代わりにノルウェー出身のキッド・アンダーセンがギターを弾いてます。自身のアルバムは聴いた事がないのですが、スウィンギー&ジャンピンなギタリストでオーティス・ラッシュを想わせる部分も持ち合わせてるみたいです。チャーリー・マッスルホワイトのリード・ギタリストを務めたこともあり、最近はリック・エストリン&ザ・ナイトキャッツに参加してるようです。実は先のエルヴィン・ビショップのアルバムにも参加してたんですよね。これからこの名前が至る所で登場しそうで、ウェスト・コースト・ファンとしては押さえておきたい人かな。

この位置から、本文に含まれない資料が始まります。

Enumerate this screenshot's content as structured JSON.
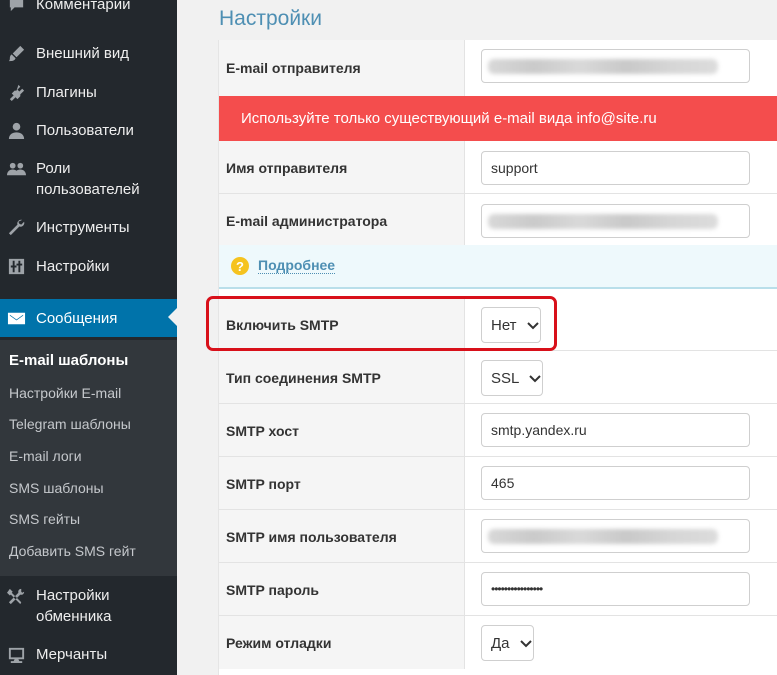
{
  "sidebar": {
    "items": [
      {
        "label": "Комментарии",
        "icon": "comment-icon"
      },
      {
        "label": "Внешний вид",
        "icon": "brush-icon"
      },
      {
        "label": "Плагины",
        "icon": "plugin-icon"
      },
      {
        "label": "Пользователи",
        "icon": "user-icon"
      },
      {
        "label": "Роли пользователей",
        "line1": "Роли",
        "line2": "пользователей",
        "icon": "users-group-icon"
      },
      {
        "label": "Инструменты",
        "icon": "wrench-icon"
      },
      {
        "label": "Настройки",
        "icon": "settings-sliders-icon"
      },
      {
        "label": "Сообщения",
        "icon": "envelope-icon"
      }
    ],
    "submenu": [
      "E-mail шаблоны",
      "Настройки E-mail",
      "Telegram шаблоны",
      "E-mail логи",
      "SMS шаблоны",
      "SMS гейты",
      "Добавить SMS гейт"
    ],
    "bottom": [
      {
        "line1": "Настройки",
        "line2": "обменника",
        "icon": "tools-icon"
      },
      {
        "label": "Мерчанты",
        "icon": "merchant-icon"
      }
    ]
  },
  "main": {
    "title": "Настройки",
    "alert": "Используйте только существующий e-mail вида info@site.ru",
    "info_link": "Подробнее",
    "info_icon": "?",
    "fields": {
      "sender_email": {
        "label": "E-mail отправителя",
        "value": ""
      },
      "sender_name": {
        "label": "Имя отправителя",
        "value": "support"
      },
      "admin_email": {
        "label": "E-mail администратора",
        "value": ""
      },
      "enable_smtp": {
        "label": "Включить SMTP",
        "value": "Нет"
      },
      "smtp_type": {
        "label": "Тип соединения SMTP",
        "value": "SSL"
      },
      "smtp_host": {
        "label": "SMTP хост",
        "value": "smtp.yandex.ru"
      },
      "smtp_port": {
        "label": "SMTP порт",
        "value": "465"
      },
      "smtp_user": {
        "label": "SMTP имя пользователя",
        "value": ""
      },
      "smtp_password": {
        "label": "SMTP пароль",
        "value": "••••••••••••••••"
      },
      "debug_mode": {
        "label": "Режим отладки",
        "value": "Да"
      }
    }
  },
  "colors": {
    "sidebar_bg": "#23282d",
    "submenu_bg": "#32373c",
    "active": "#0073aa",
    "alert": "#f44d4d",
    "highlight": "#d8101a",
    "title": "#4e8fb3"
  }
}
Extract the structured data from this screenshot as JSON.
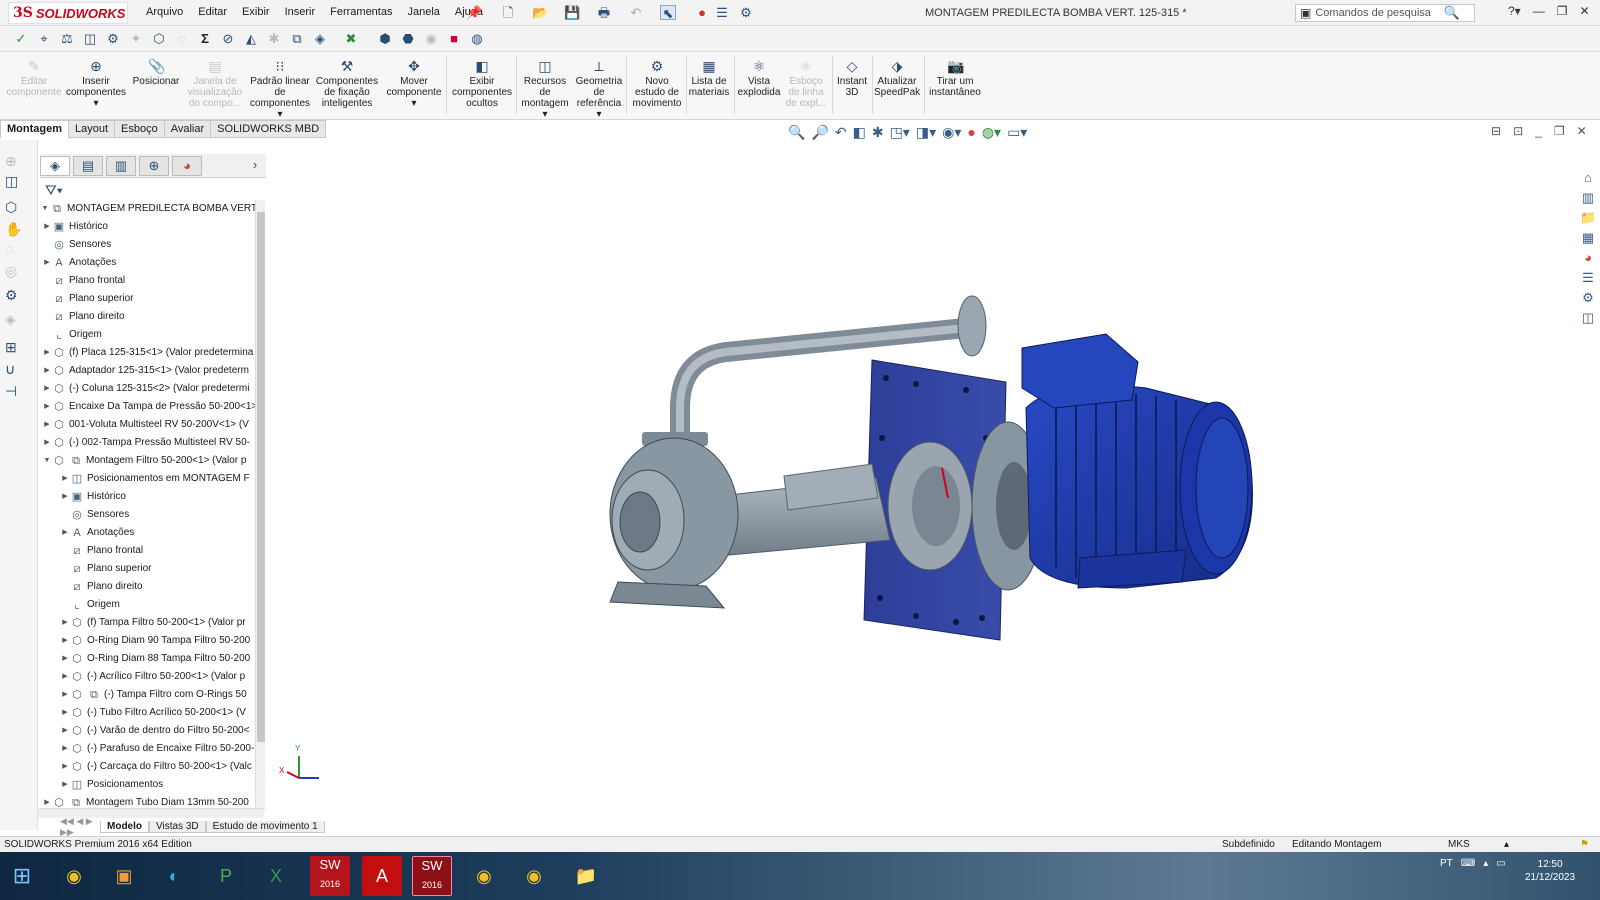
{
  "app": {
    "brand": "SOLIDWORKS",
    "brand_color": "#d0021b"
  },
  "menu": [
    "Arquivo",
    "Editar",
    "Exibir",
    "Inserir",
    "Ferramentas",
    "Janela",
    "Ajuda"
  ],
  "document_title": "MONTAGEM PREDILECTA BOMBA VERT. 125-315 *",
  "search": {
    "placeholder": "Comandos de pesquisa"
  },
  "ribbon": {
    "edit_component": "Editar componente",
    "insert_components": "Inserir componentes",
    "mate": "Posicionar",
    "component_preview": "Janela de visualização do compo...",
    "linear_pattern": "Padrão linear de componentes",
    "smart_fasteners": "Componentes de fixação inteligentes",
    "move_component": "Mover componente",
    "show_hidden": "Exibir componentes ocultos",
    "assembly_features": "Recursos de montagem",
    "reference_geometry": "Geometria de referência",
    "new_motion_study": "Novo estudo de movimento",
    "bill_of_materials": "Lista de materiais",
    "exploded_view": "Vista explodida",
    "explode_line_sketch": "Esboço de linha de expl...",
    "instant3d": "Instant 3D",
    "update_speedpak": "Atualizar SpeedPak",
    "take_snapshot": "Tirar um instantâneo"
  },
  "command_tabs": [
    "Montagem",
    "Layout",
    "Esboço",
    "Avaliar",
    "SOLIDWORKS MBD"
  ],
  "tree": {
    "root": "MONTAGEM PREDILECTA BOMBA VERT.",
    "items": [
      "Histórico",
      "Sensores",
      "Anotações",
      "Plano frontal",
      "Plano superior",
      "Plano direito",
      "Origem",
      "(f) Placa 125-315<1> (Valor predetermina",
      "Adaptador 125-315<1> (Valor predeterm",
      "(-) Coluna 125-315<2> (Valor predetermi",
      "Encaixe Da Tampa de Pressão 50-200<1>",
      "001-Voluta Multisteel  RV 50-200V<1> (V",
      "(-) 002-Tampa Pressão Multisteel  RV 50-",
      "Montagem Filtro 50-200<1> (Valor p",
      "Posicionamentos em MONTAGEM F",
      "Histórico",
      "Sensores",
      "Anotações",
      "Plano frontal",
      "Plano superior",
      "Plano direito",
      "Origem",
      "(f) Tampa Filtro 50-200<1> (Valor pr",
      "O-Ring Diam 90 Tampa Filtro 50-200",
      "O-Ring Diam 88 Tampa Filtro 50-200",
      "(-) Acrílico Filtro 50-200<1> (Valor p",
      "(-) Tampa Filtro com O-Rings 50",
      "(-) Tubo Filtro Acrílico 50-200<1> (V",
      "(-) Varão de dentro do Filtro 50-200<",
      "(-) Parafuso de Encaixe Filtro 50-200-",
      "(-) Carcaça do Filtro 50-200<1> (Valc",
      "Posicionamentos",
      "Montagem Tubo Diam 13mm 50-200"
    ]
  },
  "bottom_tabs": [
    "Modelo",
    "Vistas 3D",
    "Estudo de movimento 1"
  ],
  "status": {
    "edition": "SOLIDWORKS Premium 2016 x64 Edition",
    "state": "Subdefinido",
    "mode": "Editando Montagem",
    "units": "MKS"
  },
  "triad": {
    "x": "X",
    "y": "Y"
  },
  "taskbar": {
    "lang": "PT",
    "time": "12:50",
    "date": "21/12/2023",
    "sw_badge": "2016"
  },
  "colors": {
    "motor_blue": "#1f3fa8",
    "plate_blue": "#2f3f9a",
    "pump_grey": "#8c9aa6"
  }
}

キッド・アンダーセンを得て少々面持ちが変わったが、我が心石に匪ず転ず可からずで、RJミショーの確固不動のサウンドはなお健在で嬉しい限りです。

アフリカンなリズムにリゾネーターやシタールまで使った神秘的なデルタ・ブルース(3)は、変り種で結構面白かったが、やはり(6)(7)(8)辺りのロッキン・ブルースの怒涛の攻撃はたまらんです。特に(8)、イントロのハーモニカに絡むギター、このバンド・アンサンブルのカッコよさ、抑揚のある節回しのボーカル。ほんと最高にカッコいい。

ライス・ミラーのスロー・ブルース(9)でのハーモニカは深いし、モジョ・ビュフォードの(12)でのタメたハーモニカも痺れます。